Maybe for a regular single user who probably wouldn't of bought the product, but in an enterprise company it's a whole other story.
I myself pay for software I know I could of looked up a crack for, but being a developer I know how much effort software development takes I opt to either find an open source alternative or buy the product if reasonably priced. If I can't find a decent alternative and the price is poor, I probably wont use it, whatever it is.
I think the point is that the only way to make your software genuinely resistant to cracking is an onerous DRM scheme like you see with games or obscure engineering software. Stuff that takes a lot of work to implement (or $$ to license) and more importantly actively annoys legitimate users.
Anything short of that is probably going to be cracked for software that is even modestly popular. I think setting the bar just high enough to keep grandma from breaking it is pretty much just as good as something more sophisticated.

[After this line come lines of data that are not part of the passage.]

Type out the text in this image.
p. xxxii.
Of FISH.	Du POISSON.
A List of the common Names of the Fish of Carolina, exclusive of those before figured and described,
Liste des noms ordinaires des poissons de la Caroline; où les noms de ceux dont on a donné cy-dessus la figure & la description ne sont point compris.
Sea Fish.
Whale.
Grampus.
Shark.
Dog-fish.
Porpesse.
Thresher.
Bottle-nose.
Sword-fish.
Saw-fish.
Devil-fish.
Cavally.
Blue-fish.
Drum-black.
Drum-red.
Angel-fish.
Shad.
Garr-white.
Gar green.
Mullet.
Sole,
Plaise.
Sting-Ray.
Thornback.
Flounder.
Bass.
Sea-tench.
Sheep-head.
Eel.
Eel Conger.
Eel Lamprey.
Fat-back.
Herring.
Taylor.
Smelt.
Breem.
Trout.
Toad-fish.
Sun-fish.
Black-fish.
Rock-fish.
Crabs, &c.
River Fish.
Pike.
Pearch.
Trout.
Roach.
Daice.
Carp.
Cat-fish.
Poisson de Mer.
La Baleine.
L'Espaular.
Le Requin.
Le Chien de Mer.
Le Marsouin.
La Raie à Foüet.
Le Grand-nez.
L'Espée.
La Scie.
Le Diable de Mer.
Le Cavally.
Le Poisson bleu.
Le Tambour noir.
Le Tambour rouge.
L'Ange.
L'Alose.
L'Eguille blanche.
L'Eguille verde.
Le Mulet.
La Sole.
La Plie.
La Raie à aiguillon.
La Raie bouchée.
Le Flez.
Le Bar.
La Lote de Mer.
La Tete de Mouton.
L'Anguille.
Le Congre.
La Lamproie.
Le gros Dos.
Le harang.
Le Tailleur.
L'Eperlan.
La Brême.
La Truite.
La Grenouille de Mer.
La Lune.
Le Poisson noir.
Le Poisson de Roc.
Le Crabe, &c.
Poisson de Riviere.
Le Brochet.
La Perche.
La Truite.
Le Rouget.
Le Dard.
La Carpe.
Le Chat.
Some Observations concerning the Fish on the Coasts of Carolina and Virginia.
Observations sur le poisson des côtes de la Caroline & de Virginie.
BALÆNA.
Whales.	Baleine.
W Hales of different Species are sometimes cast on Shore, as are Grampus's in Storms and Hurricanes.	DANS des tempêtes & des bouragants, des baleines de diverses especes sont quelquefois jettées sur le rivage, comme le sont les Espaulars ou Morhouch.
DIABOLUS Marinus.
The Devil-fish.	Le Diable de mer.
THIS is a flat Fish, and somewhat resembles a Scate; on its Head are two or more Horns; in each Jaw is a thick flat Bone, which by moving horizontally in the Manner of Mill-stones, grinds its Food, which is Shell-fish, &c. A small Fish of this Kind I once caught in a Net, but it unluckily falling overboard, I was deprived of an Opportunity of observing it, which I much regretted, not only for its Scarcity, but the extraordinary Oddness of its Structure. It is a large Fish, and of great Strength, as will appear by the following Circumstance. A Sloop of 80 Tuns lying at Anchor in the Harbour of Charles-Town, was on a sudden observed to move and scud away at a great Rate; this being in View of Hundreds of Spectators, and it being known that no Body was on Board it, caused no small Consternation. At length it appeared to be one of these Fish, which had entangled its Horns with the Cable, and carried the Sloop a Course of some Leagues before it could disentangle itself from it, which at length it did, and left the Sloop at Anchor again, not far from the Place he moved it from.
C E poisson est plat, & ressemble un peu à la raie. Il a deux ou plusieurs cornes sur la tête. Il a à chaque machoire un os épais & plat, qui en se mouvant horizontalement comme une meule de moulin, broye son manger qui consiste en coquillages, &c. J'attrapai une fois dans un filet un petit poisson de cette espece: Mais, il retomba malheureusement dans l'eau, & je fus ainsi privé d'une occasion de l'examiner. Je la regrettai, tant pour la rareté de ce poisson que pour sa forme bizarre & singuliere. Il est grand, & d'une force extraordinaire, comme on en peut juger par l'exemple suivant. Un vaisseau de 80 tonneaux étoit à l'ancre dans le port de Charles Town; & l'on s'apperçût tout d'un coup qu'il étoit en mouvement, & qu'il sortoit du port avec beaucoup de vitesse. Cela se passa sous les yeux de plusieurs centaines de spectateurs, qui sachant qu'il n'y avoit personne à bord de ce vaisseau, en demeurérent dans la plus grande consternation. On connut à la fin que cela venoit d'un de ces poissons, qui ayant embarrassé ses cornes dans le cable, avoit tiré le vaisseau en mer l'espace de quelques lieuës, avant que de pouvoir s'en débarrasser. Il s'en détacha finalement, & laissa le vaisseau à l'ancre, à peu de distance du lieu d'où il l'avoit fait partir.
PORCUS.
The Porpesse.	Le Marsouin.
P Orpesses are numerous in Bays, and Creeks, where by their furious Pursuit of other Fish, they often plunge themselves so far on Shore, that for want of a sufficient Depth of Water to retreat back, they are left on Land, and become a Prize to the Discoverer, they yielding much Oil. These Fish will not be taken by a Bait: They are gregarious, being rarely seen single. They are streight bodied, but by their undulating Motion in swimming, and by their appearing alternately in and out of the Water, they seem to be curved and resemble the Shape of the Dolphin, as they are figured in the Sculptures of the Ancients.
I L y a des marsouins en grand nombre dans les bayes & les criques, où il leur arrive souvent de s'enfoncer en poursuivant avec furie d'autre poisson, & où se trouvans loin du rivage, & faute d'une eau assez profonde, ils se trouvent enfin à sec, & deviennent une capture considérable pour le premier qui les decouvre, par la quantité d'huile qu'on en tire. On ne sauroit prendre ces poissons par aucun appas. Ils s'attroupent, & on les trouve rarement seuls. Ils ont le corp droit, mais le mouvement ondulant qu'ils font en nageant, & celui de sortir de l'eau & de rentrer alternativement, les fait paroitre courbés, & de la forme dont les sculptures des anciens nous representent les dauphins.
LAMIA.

The psychology of it is, you can't stop nefarious users ultimately. But you need something that at least makes honest users take some extra action specifically to crack your software. Making them feel like they are pirating something will stop most honest users.
I think it comes down to what is easier, faster and most convenient to do -- download a cracked copy from a bittorrent site or jump through the hurdles of ordering a legitimate copy.
There have been many companies/independent developers who have used the "warez scene" to intentionally "leak" and distribute their software. As the software gains traction they make it easy for the user to buy a license so they can update the software from within the software. Otherwise the user has to wait until a new cracked copy gets released.
You'll never ever stop anyone from cracking your software but convenience does come at a price.
Except the legitimate distribution channel doesn't have to be easier than the illegitimate one, it just has to be easy enough. There are plenty of incentives to use the legitimate channel, all you have to do is not make it too annoying.
I never knew anybody who wasn't able to get around licensing AND downloaded cracks. Cracks are (were? is that still a thing?) just time savers. If you can follow some tutorials on replacing a binary with an edited one, you are brave enough to learn how to edit it yourself.
Also, that user is running some random binary from the internet just not to pay. Without that crack, you would never have had that user.
It depends on who the customers are. We have license checks at my company, and they would be rather trivial to circumvent. But they are there to keep the honest people honest, not to stop a determined adversary.
Just because it is there doesn't mean people will use it, especially when you are creating B2B software. If a company was found using cracked software that would cause big problems for them. It is cheaper for them to just pay for the software.
I myself pay for software I know I could of looked up a crack for, but being a developer I know how much effort software development takes I opt to either find an open source alternative or buy the product if reasonably priced. If I can't find a decent alternative and the price is poor, I probably wont use it, whatever it is.